職業:召喚勇士Lv:30→34、トレジャー・マスターLv:20→24、ネクロ・ロードLv:20→24、武闘戦士Lv:20→24、オリジン・スペラーLv:5→9、アクア・マスターLv:1→5

MP:466→546(+620→1520)

筋力:227→279

耐久:227→279

敏捷:230→262

器用:228→280

精神:227→279

BP:80→0

SP:3→23

【オリジンスキル】

≪鬼運≫≪不幸感知≫

【ユニークスキル】

≪システム≫≪スキルコンシェルジュ≫≪魔力支配Lv:MAX≫≪魔法創造≫≪危機脱出Lv:2≫≪高性能マップ≫≪時属性魔法Lv:4→6≫≪経験値獲得量増大≫≪適応体≫

【スキル】

≪精神安定≫≪解析≫≪同化Lv:1→3≫≪契約≫≪罠解除Lv:5≫≪偽装≫≪夜目≫≪超回復・魔≫≪超回復・体≫≪受けLv:8≫≪魔物図鑑≫≪強制起床≫≪即時戦闘態勢≫≪脱皮≫≪無詠唱≫≪完全詠唱≫

【武器】

≪中級棒術Lv:1→5≫≪投擲Lv:2≫

【魔法】

≪火属性魔法Lv:3≫≪水属性魔法Lv:5→8≫≪風属性魔法Lv:5≫≪土属性魔法Lv:3≫≪木属性魔法Lv:3≫≪雷属性魔法Lv:4≫≪神聖魔法Lv:3≫≪空間魔法Lv:5→6≫≪生活魔法≫≪召喚術≫

【称号】

≪先駆者≫≪未知との遭遇≫≪原初の超越者≫≪原初の魔術師≫≪魔と友誼を結ぶ者≫≪悪意を見抜く者≫≪制圧者≫≪孤高≫≪暴き見る者≫≪ザ・トレジャー≫≪着飾る者≫≪不死者を従える者≫≪ユニーク・ハンター≫≪無名の兵≫≪魔法の創造者≫≪死に挑みし者≫≪水人≫

【装備】

身代わりのペンダント、流水棍棒

【所持G《ゴールド》】

4G

【契約】

ブルーゴブリン×1、レッドゴブリン×1、ゴブリン×6、スケルトン・ソルジャー×1、スケルトン×8、メタルスライム×1、ダーク・バット×1、白狼×1、グラスウルフ×10、ゴーレム×3、キックバード×2、ハイ・リザードマン×1、リザードマン×5、バトル・オルカ×10、バトル・シュリンプ×1、チャージフィッシュ×5、テイオウイカ×1


 新たな職業【アクア・マスター】が、筋力と器用が伸びるせいか、耐久が他より低くなるようになった。
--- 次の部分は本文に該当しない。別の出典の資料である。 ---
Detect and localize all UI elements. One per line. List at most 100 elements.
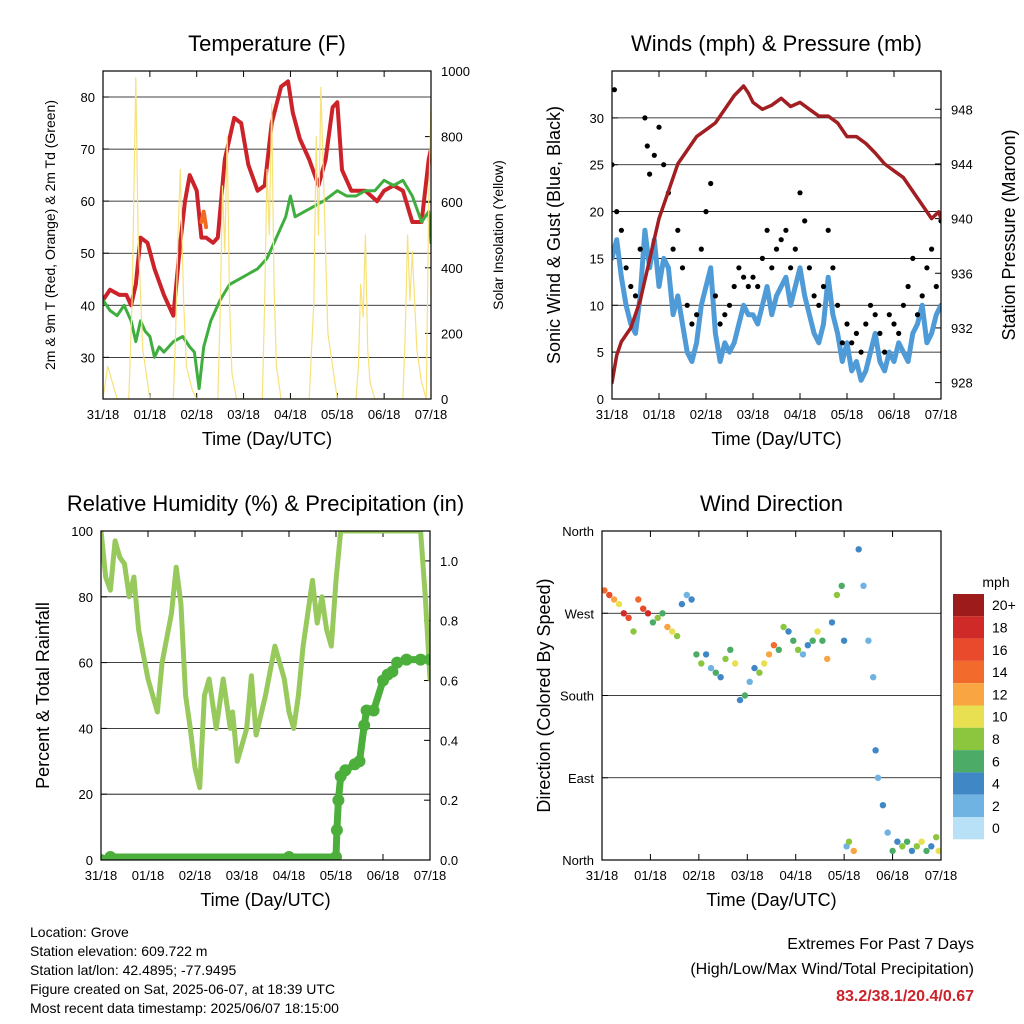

 そこで、BP80のうち、20を耐久に振り分けて他のステータスと数値が近づくようにした後、残りのBP60をMP以外のステータスに均等に振り分けた。

 アインスたちと契約した影響もあって、MPは本当にめちゃくちゃ増えたからな。

 それと、どうやらBランクの魔物と契約すると、MPは100増えるらしい。かなり大きいな。

 また、いくつかの魔法スキルがレベルが上がったことで、新たな魔法を習得した。

 それが以下の通りだ。


『タイムストック』……対象の時間をストックし、別の対象に付与することが可能。

『エンチャント・スロー』……無機物にスローを付与する。

『エンチャント・アクセル』……無機物にアクセルを付与する。

『エンプティシールド』……空間を遮断し、空の空間を生み出すことで、相手の攻撃を防ぐ。
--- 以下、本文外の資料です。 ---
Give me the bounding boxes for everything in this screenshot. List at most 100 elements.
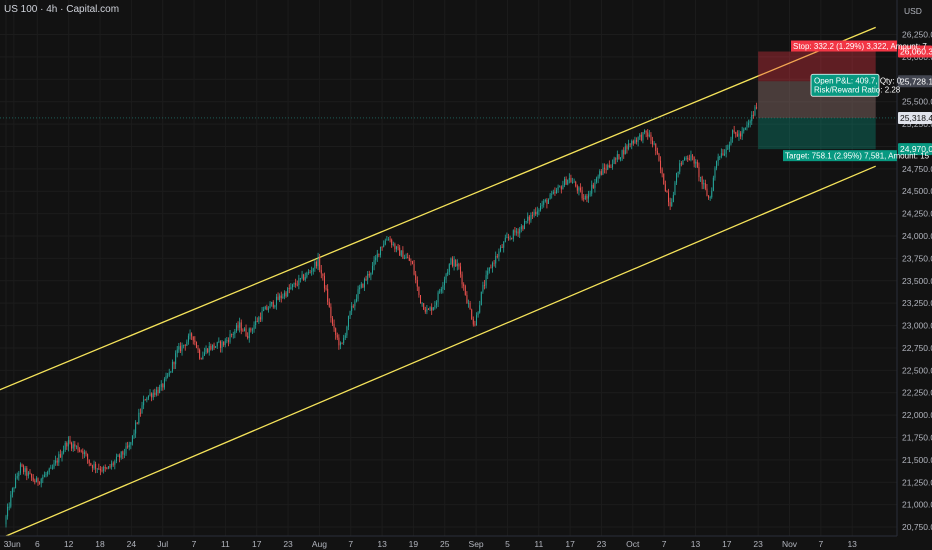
candle-body — [23, 466, 25, 472]
candle-body — [479, 305, 481, 313]
candle-body — [146, 398, 148, 400]
candle-body — [375, 257, 377, 261]
currency-label: USD — [904, 6, 922, 16]
candle-body — [351, 305, 353, 312]
candle-body — [554, 191, 556, 193]
candle-body — [202, 355, 204, 360]
candle-body — [231, 334, 233, 336]
candle-body — [13, 487, 15, 489]
price-channel — [0, 26, 876, 537]
candle-body — [325, 288, 327, 290]
candle-body — [378, 253, 380, 255]
candle-body — [245, 328, 247, 336]
candle-body — [399, 247, 401, 256]
candle-body — [511, 237, 513, 239]
price-tick-label: 24,250.0 — [902, 209, 932, 219]
candle-body — [551, 193, 553, 195]
candle-body — [583, 198, 585, 200]
candle-body — [344, 335, 346, 338]
candle-body — [275, 296, 277, 306]
candle-body — [101, 470, 103, 472]
candle-body — [453, 260, 455, 266]
candle-body — [392, 244, 394, 245]
candle-body — [187, 335, 189, 342]
candle-body — [323, 275, 325, 289]
candle-body — [43, 474, 45, 478]
candle-body — [485, 275, 487, 286]
candle-body — [735, 131, 737, 135]
candle-body — [572, 182, 574, 183]
price-tick-label: 21,250.0 — [902, 477, 932, 487]
candle-body — [596, 178, 598, 183]
candle-body — [419, 295, 421, 304]
candle-body — [407, 257, 409, 259]
candle-body — [192, 336, 194, 341]
candle-body — [151, 393, 153, 398]
candle-body — [455, 260, 457, 267]
price-tick-label: 24,500.0 — [902, 186, 932, 196]
candle-body — [415, 274, 417, 281]
candle-body — [95, 464, 97, 469]
candle-body — [75, 445, 77, 447]
candle-body — [411, 261, 413, 265]
candle-body — [69, 440, 71, 443]
candle-body — [333, 323, 335, 329]
candle-body — [195, 342, 197, 348]
candle-body — [111, 463, 113, 467]
candle-body — [51, 467, 53, 469]
candle-body — [567, 179, 569, 185]
candle-body — [503, 242, 505, 248]
candle-body — [512, 230, 514, 239]
candle-body — [251, 329, 253, 331]
candle-body — [754, 107, 756, 116]
channel-upper-line — [0, 26, 876, 391]
candle-body — [708, 195, 710, 198]
candle-body — [312, 268, 314, 272]
candle-body — [149, 393, 151, 396]
candle-body — [199, 349, 201, 359]
price-tick-label: 21,000.0 — [902, 500, 932, 510]
candle-body — [56, 460, 58, 463]
candle-body — [152, 392, 154, 398]
candle-body — [544, 199, 546, 202]
candle-body — [655, 143, 657, 151]
price-tick-label: 23,250.0 — [902, 298, 932, 308]
candle-body — [716, 161, 718, 169]
candle-body — [287, 288, 289, 297]
candle-body — [96, 468, 98, 470]
candle-body — [660, 160, 662, 170]
time-tick-label: Jun — [7, 539, 21, 549]
candle-body — [658, 153, 660, 161]
candle-body — [636, 140, 638, 142]
candle-body — [74, 444, 76, 447]
candle-body — [682, 160, 684, 165]
candle-body — [744, 127, 746, 130]
candle-body — [7, 506, 9, 517]
candle-body — [18, 472, 20, 477]
candle-body — [331, 317, 333, 324]
candle-body — [349, 311, 351, 316]
candle-body — [637, 136, 639, 142]
candle-body — [448, 264, 450, 272]
time-tick-label: 7 — [192, 539, 197, 549]
time-tick-label: Sep — [469, 539, 484, 549]
candle-body — [128, 444, 130, 448]
candle-body — [53, 463, 55, 468]
price-tick-label: 22,750.0 — [902, 343, 932, 353]
candle-body — [343, 337, 345, 343]
candle-body — [717, 156, 719, 162]
candle-body — [700, 177, 702, 178]
candle-body — [624, 146, 626, 155]
candle-body — [119, 455, 121, 458]
candle-body — [165, 375, 167, 380]
candle-body — [480, 291, 482, 306]
time-tick-label: 25 — [440, 539, 450, 549]
candle-body — [450, 258, 452, 265]
time-tick-label: 11 — [534, 539, 543, 549]
candle-body — [496, 256, 498, 257]
candle-body — [439, 291, 441, 293]
candle-body — [99, 468, 101, 471]
candle-body — [346, 326, 348, 336]
candle-body — [39, 482, 41, 484]
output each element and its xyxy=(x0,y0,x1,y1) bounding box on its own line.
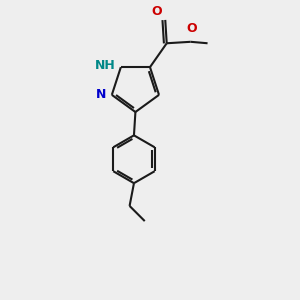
Text: O: O xyxy=(186,22,196,34)
Text: O: O xyxy=(151,5,162,19)
Text: N: N xyxy=(96,88,106,101)
Text: NH: NH xyxy=(95,59,116,72)
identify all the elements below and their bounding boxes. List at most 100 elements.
『エンチャント・アクア』……無機物に水属性を付与する。

『アクアバレット』……水属性の弾丸を撃ち出す。

『アクアランス』……水属性の槍を撃ち出す。

『アクアブースト』……水属性魔法の威力を倍増させる。他者へ付与可能。


 いくつか前に習得して使っていなかったものも存在する。

 『タイムストック』なんかは、効果がよく分からなかったので、使ってない。

 一応確認したところ、例えば車が走っていたとして、その車から時間……つまり速度を奪い、別の何かにその車の走っていた速度を付与するといった感じの効果だった。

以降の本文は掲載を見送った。